Elon Musk’s Twitter post about taking Tesla privately still haunts him more than three years later.
On Monday, JPMorgan sued Chase Tesla in a federal court claiming $ 162 million, which the bank says the electric car maker owes it under a stock option contract the companies signed in 2014. The crux of the dispute is a provision in the contract that allows JPMorgan to tweak its details after any “extraordinary events” at Tesla.
The bank claims in a tweet on August 7, 2018 – in which Mr Musk, Tesla’s CEO, said he had “secured funding” to take Telsa privately to $ 420 per tonne. share – fits the bill because it lowered Tesla’s share price significantly. . Tesla’s executives disagree.

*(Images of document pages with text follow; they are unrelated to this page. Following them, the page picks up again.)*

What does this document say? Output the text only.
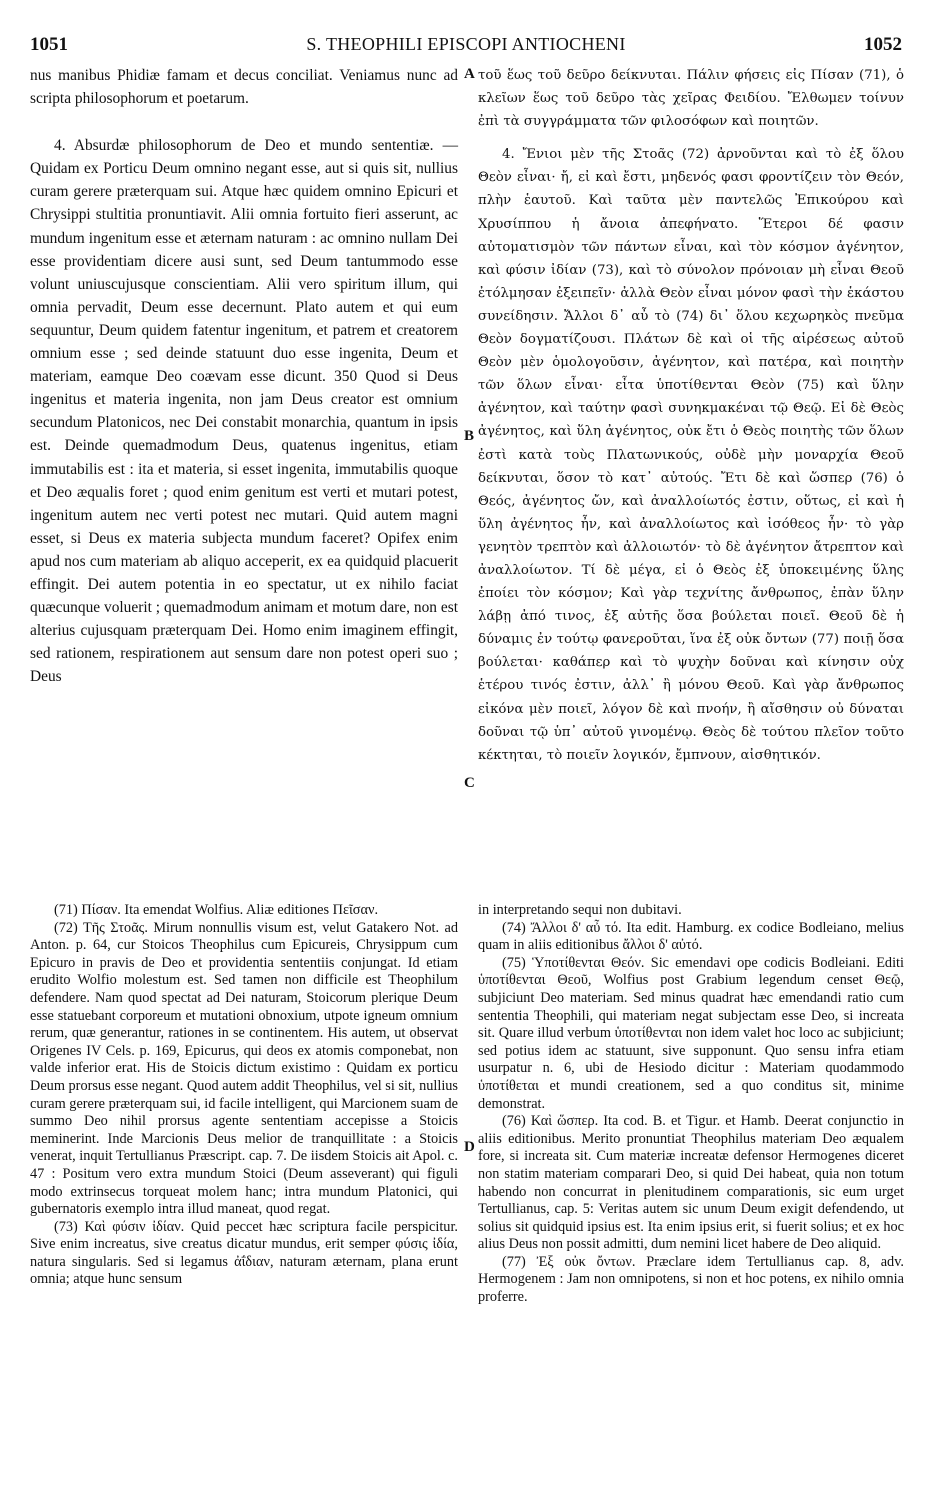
1051	S. THEOPHILI EPISCOPI ANTIOCHENI	1052

nus manibus Phidiæ famam et decus conciliat. Veniamus nunc ad scripta philosophorum et poetarum.

4. Absurdæ philosophorum de Deo et mundo sententiæ. — Quidam ex Porticu Deum omnino negant esse, aut si quis sit, nullius curam gerere præterquam sui. Atque hæc quidem omnino Epicuri et Chrysippi stultitia pronuntiavit. Alii omnia fortuito fieri asserunt, ac mundum ingenitum esse et æternam naturam : ac omnino nullam Dei esse providentiam dicere ausi sunt, sed Deum tantummodo esse volunt uniuscujusque conscientiam. Alii vero spiritum illum, qui omnia pervadit, Deum esse decernunt. Plato autem et qui eum sequuntur, Deum quidem fatentur ingenitum, et patrem et creatorem omnium esse ; sed deinde statuunt duo esse ingenita, Deum et materiam, eamque Deo coævam esse dicunt. 350 Quod si Deus ingenitus et materia ingenita, non jam Deus creator est omnium secundum Platonicos, nec Dei constabit monarchia, quantum in ipsis est. Deinde quemadmodum Deus, quatenus ingenitus, etiam immutabilis est : ita et materia, si esset ingenita, immutabilis quoque et Deo æqualis foret ; quod enim genitum est verti et mutari potest, ingenitum autem nec verti potest nec mutari. Quid autem magni esset, si Deus ex materia subjecta mundum faceret? Opifex enim apud nos cum materiam ab aliquo acceperit, ex ea quidquid placuerit effingit. Dei autem potentia in eo spectatur, ut ex nihilo faciat quæcunque voluerit ; quemadmodum animam et motum dare, non est alterius cujusquam præterquam Dei. Homo enim imaginem effingit, sed rationem, respirationem aut sensum dare non potest operi suo ; Deus

A
B
C
D

τοῦ ἕως τοῦ δεῦρο δείκνυται. Πάλιν φήσεις εἰς Πίσαν (71), ὁ κλεῖων ἕως τοῦ δεῦρο τὰς χεῖρας Φειδίου. Ἔλθωμεν τοίνυν ἐπὶ τὰ συγγράμματα τῶν φιλοσόφων καὶ ποιητῶν.

4. Ἔνιοι μὲν τῆς Στοᾶς (72) ἀρνοῦνται καὶ τὸ ἐξ ὅλου Θεὸν εἶναι· ἤ, εἰ καὶ ἔστι, μηδενός φασι φροντίζειν τὸν Θεόν, πλὴν ἑαυτοῦ. Καὶ ταῦτα μὲν παντελῶς Ἐπικούρου καὶ Χρυσίππου ἡ ἄνοια ἀπεφήνατο. Ἕτεροι δέ φασιν αὐτοματισμὸν τῶν πάντων εἶναι, καὶ τὸν κόσμον ἀγένητον, καὶ φύσιν ἰδίαν (73), καὶ τὸ σύνολον πρόνοιαν μὴ εἶναι Θεοῦ ἐτόλμησαν ἐξειπεῖν· ἀλλὰ Θεὸν εἶναι μόνον φασὶ τὴν ἑκάστου συνείδησιν. Ἄλλοι δ᾽ αὖ τὸ (74) δι᾽ ὅλου κεχωρηκὸς πνεῦμα Θεὸν δογματίζουσι. Πλάτων δὲ καὶ οἱ τῆς αἱρέσεως αὐτοῦ Θεὸν μὲν ὁμολογοῦσιν, ἀγένητον, καὶ πατέρα, καὶ ποιητὴν τῶν ὅλων εἶναι· εἶτα ὑποτίθενται Θεὸν (75) καὶ ὕλην ἀγένητον, καὶ ταύτην φασὶ συνηκμακέναι τῷ Θεῷ. Εἰ δὲ Θεὸς ἀγένητος, καὶ ὕλη ἀγένητος, οὐκ ἔτι ὁ Θεὸς ποιητὴς τῶν ὅλων ἐστὶ κατὰ τοὺς Πλατωνικούς, οὐδὲ μὴν μοναρχία Θεοῦ δείκνυται, ὅσον τὸ κατ᾽ αὐτούς. Ἔτι δὲ καὶ ὥσπερ (76) ὁ Θεός, ἀγένητος ὤν, καὶ ἀναλλοίωτός ἐστιν, οὕτως, εἰ καὶ ἡ ὕλη ἀγένητος ἦν, καὶ ἀναλλοίωτος καὶ ἰσόθεος ἦν· τὸ γὰρ γενητὸν τρεπτὸν καὶ ἀλλοιωτόν· τὸ δὲ ἀγένητον ἄτρεπτον καὶ ἀναλλοίωτον. Τί δὲ μέγα, εἰ ὁ Θεὸς ἐξ ὑποκειμένης ὕλης ἐποίει τὸν κόσμον; Καὶ γὰρ τεχνίτης ἄνθρωπος, ἐπὰν ὕλην λάβῃ ἀπό τινος, ἐξ αὐτῆς ὅσα βούλεται ποιεῖ. Θεοῦ δὲ ἡ δύναμις ἐν τούτῳ φανεροῦται, ἵνα ἐξ οὐκ ὄντων (77) ποιῇ ὅσα βούλεται· καθάπερ καὶ τὸ ψυχὴν δοῦναι καὶ κίνησιν οὐχ ἑτέρου τινός ἐστιν, ἀλλ᾽ ἢ μόνου Θεοῦ. Καὶ γὰρ ἄνθρωπος εἰκόνα μὲν ποιεῖ, λόγον δὲ καὶ πνοήν, ἢ αἴσθησιν οὐ δύναται δοῦναι τῷ ὑπ᾽ αὐτοῦ γινομένῳ. Θεὸς δὲ τούτου πλεῖον τοῦτο κέκτηται, τὸ ποιεῖν λογικόν, ἔμπνουν, αἰσθητικόν.

(71) Πίσαν. Ita emendat Wolfius. Aliæ editiones Πεῖσαν.

(72) Τῆς Στοᾶς. Mirum nonnullis visum est, velut Gatakero Not. ad Anton. p. 64, cur Stoicos Theophilus cum Epicureis, Chrysippum cum Epicuro in pravis de Deo et providentia sententiis conjungat. Id etiam erudito Wolfio molestum est. Sed tamen non difficile est Theophilum defendere. Nam quod spectat ad Dei naturam, Stoicorum plerique Deum esse statuebant corporeum et mutationi obnoxium, utpote igneum omnium rerum, quæ generantur, rationes in se continentem. His autem, ut observat Origenes IV Cels. p. 169, Epicurus, qui deos ex atomis componebat, non valde inferior erat. His de Stoicis dictum existimo : Quidam ex porticu Deum prorsus esse negant. Quod autem addit Theophilus, vel si sit, nullius curam gerere præterquam sui, id facile intelligent, qui Marcionem suam de summo Deo nihil prorsus agente sententiam accepisse a Stoicis meminerint. Inde Marcionis Deus melior de tranquillitate : a Stoicis venerat, inquit Tertullianus Præscript. cap. 7. De iisdem Stoicis ait Apol. c. 47 : Positum vero extra mundum Stoici (Deum asseverant) qui figuli modo extrinsecus torqueat molem hanc; intra mundum Platonici, qui gubernatoris exemplo intra illud maneat, quod regat.

(73) Καὶ φύσιν ἰδίαν. Quid peccet hæc scriptura facile perspicitur. Sive enim increatus, sive creatus dicatur mundus, erit semper φύσις ἰδία, natura singularis. Sed si legamus ἀΐδιαν, naturam æternam, plana erunt omnia; atque hunc sensum

in interpretando sequi non dubitavi.

(74) Ἄλλοι δ' αὖ τό. Ita edit. Hamburg. ex codice Bodleiano, melius quam in aliis editionibus ἄλλοι δ' αὐτό.

(75) Ὑποτίθενται Θεόν. Sic emendavi ope codicis Bodleiani. Editi ὑποτίθενται Θεοῦ, Wolfius post Grabium legendum censet Θεῷ, subjiciunt Deo materiam. Sed minus quadrat hæc emendandi ratio cum sententia Theophili, qui materiam negat subjectam esse Deo, si increata sit. Quare illud verbum ὑποτίθενται non idem valet hoc loco ac subjiciunt; sed potius idem ac statuunt, sive supponunt. Quo sensu infra etiam usurpatur n. 6, ubi de Hesiodo dicitur : Materiam quodammodo ὑποτίθεται et mundi creationem, sed a quo conditus sit, minime demonstrat.

(76) Καὶ ὥσπερ. Ita cod. B. et Tigur. et Hamb. Deerat conjunctio in aliis editionibus. Merito pronuntiat Theophilus materiam Deo æqualem fore, si increata sit. Cum materiæ increatæ defensor Hermogenes diceret non statim materiam comparari Deo, si quid Dei habeat, quia non totum habendo non concurrat in plenitudinem comparationis, sic eum urget Tertullianus, cap. 5: Veritas autem sic unum Deum exigit defendendo, ut solius sit quidquid ipsius est. Ita enim ipsius erit, si fuerit solius; et ex hoc alius Deus non possit admitti, dum nemini licet habere de Deo aliquid.

(77) Ἐξ οὐκ ὄντων. Præclare idem Tertullianus cap. 8, adv. Hermogenem : Jam non omnipotens, si non et hoc potens, ex nihilo omnia proferre.
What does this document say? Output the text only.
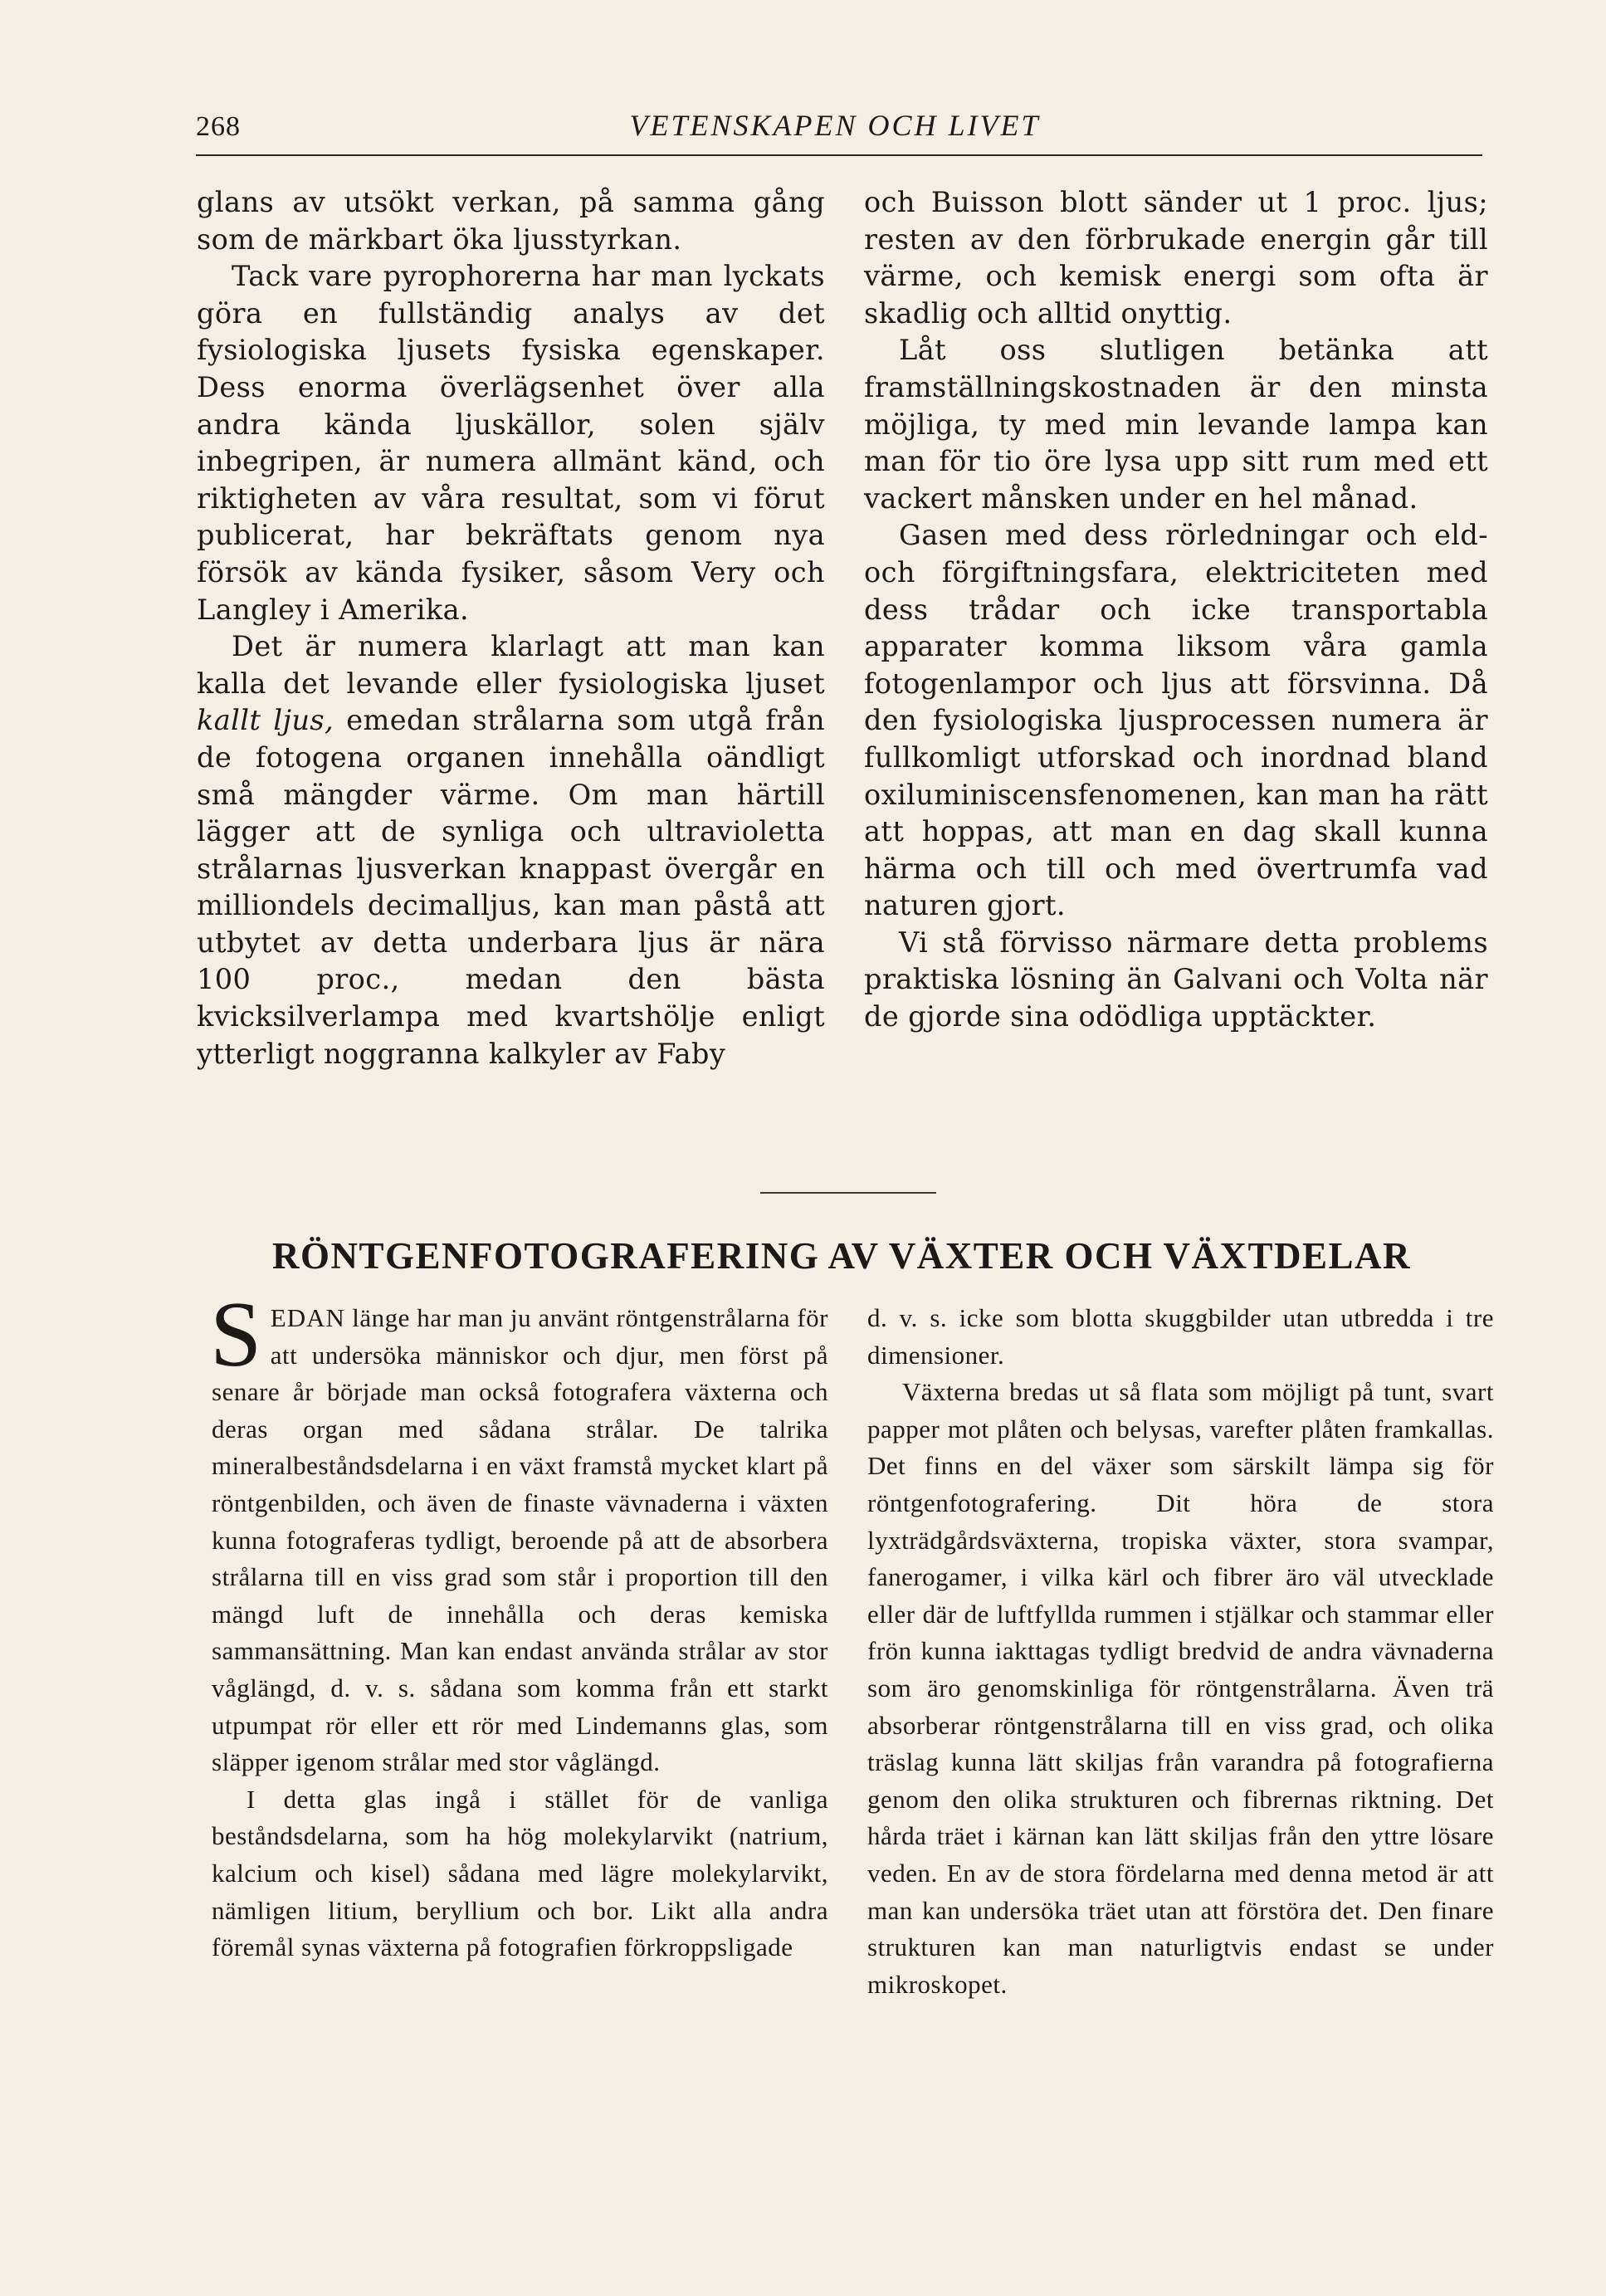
268	VETENSKAPEN OCH LIVET

glans av utsökt verkan, på samma gång som de märkbart öka ljusstyrkan.

Tack vare pyrophorerna har man lyckats göra en fullständig analys av det fysiologiska ljusets fysiska egenskaper. Dess enorma överlägsenhet över alla andra kända ljuskällor, solen själv inbegripen, är numera allmänt känd, och riktigheten av våra resultat, som vi förut publicerat, har bekräftats genom nya försök av kända fysiker, såsom Very och Langley i Amerika.

Det är numera klarlagt att man kan kalla det levande eller fysiologiska ljuset kallt ljus, emedan strålarna som utgå från de fotogena organen innehålla oändligt små mängder värme. Om man härtill lägger att de synliga och ultravioletta strålarnas ljusverkan knappast övergår en milliondels decimalljus, kan man påstå att utbytet av detta underbara ljus är nära 100 proc., medan den bästa kvicksilverlampa med kvartshölje enligt ytterligt noggranna kalkyler av Faby

och Buisson blott sänder ut 1 proc. ljus; resten av den förbrukade energin går till värme, och kemisk energi som ofta är skadlig och alltid onyttig.

Låt oss slutligen betänka att framställningskostnaden är den minsta möjliga, ty med min levande lampa kan man för tio öre lysa upp sitt rum med ett vackert månsken under en hel månad.

Gasen med dess rörledningar och eld- och förgiftningsfara, elektriciteten med dess trådar och icke transportabla apparater komma liksom våra gamla fotogenlampor och ljus att försvinna. Då den fysiologiska ljusprocessen numera är fullkomligt utforskad och inordnad bland oxiluminiscensfenomenen, kan man ha rätt att hoppas, att man en dag skall kunna härma och till och med övertrumfa vad naturen gjort.

Vi stå förvisso närmare detta problems praktiska lösning än Galvani och Volta när de gjorde sina odödliga upptäckter.

RÖNTGENFOTOGRAFERING AV VÄXTER OCH VÄXTDELAR

SEDAN länge har man ju använt röntgenstrålarna för att undersöka människor och djur, men först på senare år började man också fotografera växterna och deras organ med sådana strålar. De talrika mineralbeståndsdelarna i en växt framstå mycket klart på röntgenbilden, och även de finaste vävnaderna i växten kunna fotograferas tydligt, beroende på att de absorbera strålarna till en viss grad som står i proportion till den mängd luft de innehålla och deras kemiska sammansättning. Man kan endast använda strålar av stor våglängd, d. v. s. sådana som komma från ett starkt utpumpat rör eller ett rör med Lindemanns glas, som släpper igenom strålar med stor våglängd.

I detta glas ingå i stället för de vanliga beståndsdelarna, som ha hög molekylarvikt (natrium, kalcium och kisel) sådana med lägre molekylarvikt, nämligen litium, beryllium och bor. Likt alla andra föremål synas växterna på fotografien förkroppsligade

d. v. s. icke som blotta skuggbilder utan utbredda i tre dimensioner.

Växterna bredas ut så flata som möjligt på tunt, svart papper mot plåten och belysas, varefter plåten framkallas. Det finns en del växer som särskilt lämpa sig för röntgenfotografering. Dit höra de stora lyxträdgårdsväxterna, tropiska växter, stora svampar, fanerogamer, i vilka kärl och fibrer äro väl utvecklade eller där de luftfyllda rummen i stjälkar och stammar eller frön kunna iakttagas tydligt bredvid de andra vävnaderna som äro genomskinliga för röntgenstrålarna. Även trä absorberar röntgenstrålarna till en viss grad, och olika träslag kunna lätt skiljas från varandra på fotografierna genom den olika strukturen och fibrernas riktning. Det hårda träet i kärnan kan lätt skiljas från den yttre lösare veden. En av de stora fördelarna med denna metod är att man kan undersöka träet utan att förstöra det. Den finare strukturen kan man naturligtvis endast se under mikroskopet.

JPMorgan’s lawsuit states that Tesla sold JPMorgan stock warrants in 2014 “as part of a larger capital market transaction.” Under the agreement, if Tesla’s share was at or above a certain price on the day the options expired seven years later, it would have to pay JPMorgan a certain amount – the difference between the actual share price on that date and the so-called “strike price” that they two pages had stipulated.
The strike price was originally set at just over $ 560 per. shares. Then came Mr Musk’s tweet of an agreement to take Tesla privately to $ 420 per share – a significant premium over the company’s share price at the time. The tweet initially sent Tesla’s stock prices up. But they sank when it quickly became clear that no such agreement had been reached.
Tesla executives tried to explain the tweet to shareholders and regulators. Musk and Tesla later paid $ 20 million each to settle a Securities and Exchange Commission case on the matter, and he agreed to step down from his role as chairman for three years.
Right after the crisis began, JPMorgan wanted to reset the strike price in its contract. Ten days after Mr Musk’s tweet, the bank told Tesla that it had reset the price to $ 424 per tonne. shares. One week later, the bank raised the price slightly to $ 484.35 per share. shares.
Tesla did not respond to the changes until early 2019, when its lawyers wrote to JPMorgan, claiming that the bank’s strike price adjustments had been “unreasonably rapid and represented an opportunistic attempt to take advantage of changes in Tesla’s stock volatility.”
The two sides were still in a stalemate in 2020, when Tesla’s five-for-one share split prompted JPMorgan to adjust the strike price a third time, lowering it to $ 96.87.
Tesla never accepted any of these changes. As of June this year, Tesla paid JPMorgan only the “undisputed” part of the two parties’ agreement. (Tesla shares traded at more than $ 600 for most of that month; the stock was worth $ 1,013.39 per share at Monday’s close.)
“We have given Tesla more opportunities to meet its contractual obligations, so it is unfortunate that they have forced this issue into a lawsuit,” a spokeswoman for the bank, Tasha Pelio, said in an email to The New York Times.
Mr. Musk and Ryan McCarthy, a Tesla attorney, did not respond to messages seeking comment Tuesday.